Denton Fox, 20 September 1984

Sir Thomas Urquhart, who is known today, if at all, as the 17th-century translator of part of Rabelais, must have been a most peculiar man. At a guess, he may have had to a preternatural degree that quality of mind, not unknown among modern scholars, that causes a man to believe that whatever he thinks, says or does is infallibly true and right, and that whatever he observes in the world is true and right only insofar as it coincides with what is already in his mind. It would be wrong and unkind to call him a liar, as he has been called: he simply stated his own truths.
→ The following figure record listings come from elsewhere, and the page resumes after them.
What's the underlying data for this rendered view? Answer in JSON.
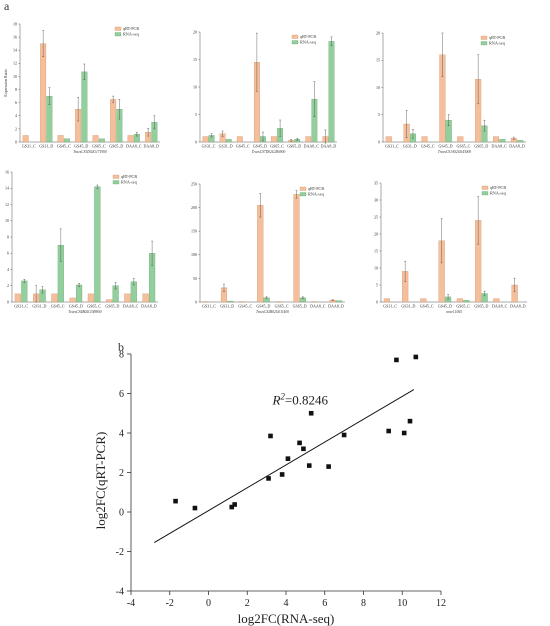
{
  "panel_labels": {
    "a": "a",
    "b": "b"
  },
  "colors": {
    "qrt": "#f6bf9b",
    "rna": "#93cf9c",
    "qrt_edge": "#c78a63",
    "rna_edge": "#5fa06a",
    "err": "#444444",
    "point": "#111111",
    "line": "#111111"
  },
  "chart_data": [
    {
      "type": "bar",
      "title": "",
      "xlabel": "TraesCS1D02G171900",
      "ylabel": "Expression Ratio",
      "ylim": [
        0,
        18
      ],
      "yticks": [
        0,
        2,
        4,
        6,
        8,
        10,
        12,
        14,
        16,
        18
      ],
      "categories": [
        "GS31_C",
        "GS31_D",
        "GS45_C",
        "GS45_D",
        "GS65_C",
        "GS65_D",
        "DAA8_C",
        "DAA8_D"
      ],
      "legend": "top-right",
      "series": [
        {
          "name": "qRT-PCR",
          "values": [
            1.0,
            15.0,
            1.0,
            5.0,
            1.0,
            6.5,
            1.0,
            1.5
          ],
          "errors": [
            0,
            2.0,
            0,
            1.8,
            0,
            0.5,
            0,
            0.6
          ]
        },
        {
          "name": "RNA-seq",
          "values": [
            0.0,
            7.0,
            0.5,
            10.7,
            0.5,
            5.0,
            1.2,
            3.0
          ],
          "errors": [
            0,
            1.3,
            0,
            1.2,
            0,
            1.5,
            0.3,
            1.0
          ]
        }
      ]
    },
    {
      "type": "bar",
      "title": "",
      "xlabel": "TraesCS7D02G286900",
      "ylabel": "",
      "ylim": [
        0,
        20
      ],
      "yticks": [
        0,
        5,
        10,
        15,
        20
      ],
      "categories": [
        "GS31_C",
        "GS31_D",
        "GS45_C",
        "GS45_D",
        "GS65_C",
        "GS65_D",
        "DAA8_C",
        "DAA8_D"
      ],
      "legend": "top-right",
      "series": [
        {
          "name": "qRT-PCR",
          "values": [
            1.0,
            1.5,
            1.0,
            14.5,
            1.0,
            0.3,
            1.0,
            1.0
          ],
          "errors": [
            0,
            0.5,
            0,
            5.3,
            0,
            0.2,
            0,
            1.2
          ]
        },
        {
          "name": "RNA-seq",
          "values": [
            1.2,
            0.5,
            0.0,
            1.0,
            2.5,
            0.5,
            7.8,
            18.3
          ],
          "errors": [
            0.3,
            0,
            0,
            0.8,
            1.5,
            0.2,
            3.2,
            0.8
          ]
        }
      ]
    },
    {
      "type": "bar",
      "title": "",
      "xlabel": "TraesCS1A02G043000",
      "ylabel": "",
      "ylim": [
        0,
        20
      ],
      "yticks": [
        0,
        5,
        10,
        15,
        20
      ],
      "categories": [
        "GS31_C",
        "GS31_D",
        "GS45_C",
        "GS45_D",
        "GS65_C",
        "GS65_D",
        "DAA8_C",
        "DAA8_D"
      ],
      "legend": "top-right",
      "series": [
        {
          "name": "qRT-PCR",
          "values": [
            1.0,
            3.3,
            1.0,
            16.0,
            1.0,
            11.5,
            1.0,
            0.7
          ],
          "errors": [
            0,
            2.5,
            0,
            4.0,
            0,
            4.5,
            0,
            0.2
          ]
        },
        {
          "name": "RNA-seq",
          "values": [
            0.0,
            1.5,
            0.0,
            4.0,
            0.0,
            3.0,
            0.5,
            0.3
          ],
          "errors": [
            0,
            0.8,
            0,
            1.0,
            0,
            1.0,
            0,
            0
          ]
        }
      ]
    },
    {
      "type": "bar",
      "title": "",
      "xlabel": "TraesCS4B02G349800",
      "ylabel": "Expression Ratio",
      "ylim": [
        0,
        16
      ],
      "yticks": [
        0,
        2,
        4,
        6,
        8,
        10,
        12,
        14,
        16
      ],
      "categories": [
        "GS31_C",
        "GS31_D",
        "GS45_C",
        "GS45_D",
        "GS65_C",
        "GS65_D",
        "DAA8_C",
        "DAA8_D"
      ],
      "legend": "top-right",
      "series": [
        {
          "name": "qRT-PCR",
          "values": [
            1.0,
            1.0,
            1.0,
            0.5,
            1.0,
            0.3,
            1.0,
            1.0
          ],
          "errors": [
            0,
            1.0,
            0,
            0,
            0,
            0,
            0,
            0
          ]
        },
        {
          "name": "RNA-seq",
          "values": [
            2.6,
            1.5,
            7.0,
            2.1,
            14.2,
            2.0,
            2.5,
            6.0
          ],
          "errors": [
            0.2,
            0.4,
            2.0,
            0.2,
            0.2,
            0.4,
            0.4,
            1.5
          ]
        }
      ]
    },
    {
      "type": "bar",
      "title": "",
      "xlabel": "TraesCS2B02G011400",
      "ylabel": "",
      "ylim": [
        0,
        250
      ],
      "yticks": [
        0,
        50,
        100,
        150,
        200,
        250
      ],
      "categories": [
        "GS31_C",
        "GS31_D",
        "GS45_C",
        "GS45_D",
        "GS65_C",
        "GS65_D",
        "DAA8_C",
        "DAA8_D"
      ],
      "legend": "top-right",
      "series": [
        {
          "name": "qRT-PCR",
          "values": [
            1.0,
            30.0,
            1.0,
            205.0,
            1.0,
            228.0,
            1.0,
            4.0
          ],
          "errors": [
            0,
            8.0,
            0,
            25.0,
            0,
            8.0,
            0,
            1.0
          ]
        },
        {
          "name": "RNA-seq",
          "values": [
            0.0,
            2.0,
            0.0,
            9.0,
            0.0,
            9.0,
            0.0,
            3.0
          ],
          "errors": [
            0,
            0,
            0,
            2.0,
            0,
            2.0,
            0,
            0
          ]
        }
      ]
    },
    {
      "type": "bar",
      "title": "",
      "xlabel": "novel.1065",
      "ylabel": "",
      "ylim": [
        0,
        35
      ],
      "yticks": [
        0,
        5,
        10,
        15,
        20,
        25,
        30,
        35
      ],
      "categories": [
        "GS31_C",
        "GS31_D",
        "GS45_C",
        "GS45_D",
        "GS65_C",
        "GS65_D",
        "DAA8_C",
        "DAA8_D"
      ],
      "legend": "top-right",
      "series": [
        {
          "name": "qRT-PCR",
          "values": [
            1.0,
            9.0,
            1.0,
            18.0,
            1.0,
            24.0,
            1.0,
            5.0
          ],
          "errors": [
            0,
            3.0,
            0,
            6.5,
            0,
            7.0,
            0,
            2.0
          ]
        },
        {
          "name": "RNA-seq",
          "values": [
            0.0,
            0.0,
            0.0,
            1.5,
            0.5,
            2.5,
            0.0,
            0.0
          ],
          "errors": [
            0,
            0,
            0,
            0.7,
            0,
            0.7,
            0,
            0
          ]
        }
      ]
    },
    {
      "type": "scatter",
      "title": "",
      "xlabel": "log2FC(RNA-seq)",
      "ylabel": "log2FC(qRT-PCR)",
      "xlim": [
        -4,
        12
      ],
      "ylim": [
        -4,
        8
      ],
      "xticks": [
        -4,
        -2,
        0,
        2,
        4,
        6,
        8,
        10,
        12
      ],
      "yticks": [
        -4,
        -2,
        0,
        2,
        4,
        6,
        8
      ],
      "annotation": "R",
      "annotation_sup": "2",
      "annotation_value": "=0.8246",
      "points": [
        {
          "x": -1.7,
          "y": 0.55
        },
        {
          "x": -0.7,
          "y": 0.2
        },
        {
          "x": 1.2,
          "y": 0.25
        },
        {
          "x": 1.35,
          "y": 0.38
        },
        {
          "x": 3.1,
          "y": 1.7
        },
        {
          "x": 3.2,
          "y": 3.85
        },
        {
          "x": 3.8,
          "y": 1.9
        },
        {
          "x": 4.1,
          "y": 2.7
        },
        {
          "x": 4.7,
          "y": 3.5
        },
        {
          "x": 4.9,
          "y": 3.2
        },
        {
          "x": 5.2,
          "y": 2.35
        },
        {
          "x": 5.3,
          "y": 5.0
        },
        {
          "x": 6.2,
          "y": 2.3
        },
        {
          "x": 7.0,
          "y": 3.9
        },
        {
          "x": 9.3,
          "y": 4.1
        },
        {
          "x": 9.7,
          "y": 7.7
        },
        {
          "x": 10.1,
          "y": 4.0
        },
        {
          "x": 10.4,
          "y": 4.6
        },
        {
          "x": 10.7,
          "y": 7.85
        }
      ],
      "fit_line": {
        "x": [
          -2.8,
          10.6
        ],
        "y": [
          -1.55,
          6.2
        ]
      }
    }
  ]
}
Since he also seems to have been almost completely devoid of common sense, and to have been given to violence, he was hardly likely to have had a smooth life. The wonder, indeed, is that his troubles were not more immediately fatal; what saved him, I suppose, is that no one took him seriously.

Anglophobe Version

Denton Fox, 2 February 1984

When William Laughton Lorimer, formerly Professor of Greek at St Andrews, died in 1967, he left behind him the manuscript of a translation of the New Testament into Scots, on which he had been working for the past ten years. A quarter of the translation was in more or less final form; the rest of it was in a revised first draft. His son, R.L.C. Lorimer, has edited it very faithfully, and has also, with others, established the W.L. Lorimer Memorial Trust Fund, which has made possible the handsome printing of this book: the list included in it of the Scots peers and notables who contributed is reminiscent of the lists of members in the old Bannatyne Club publications, except that ladies are now tolerated.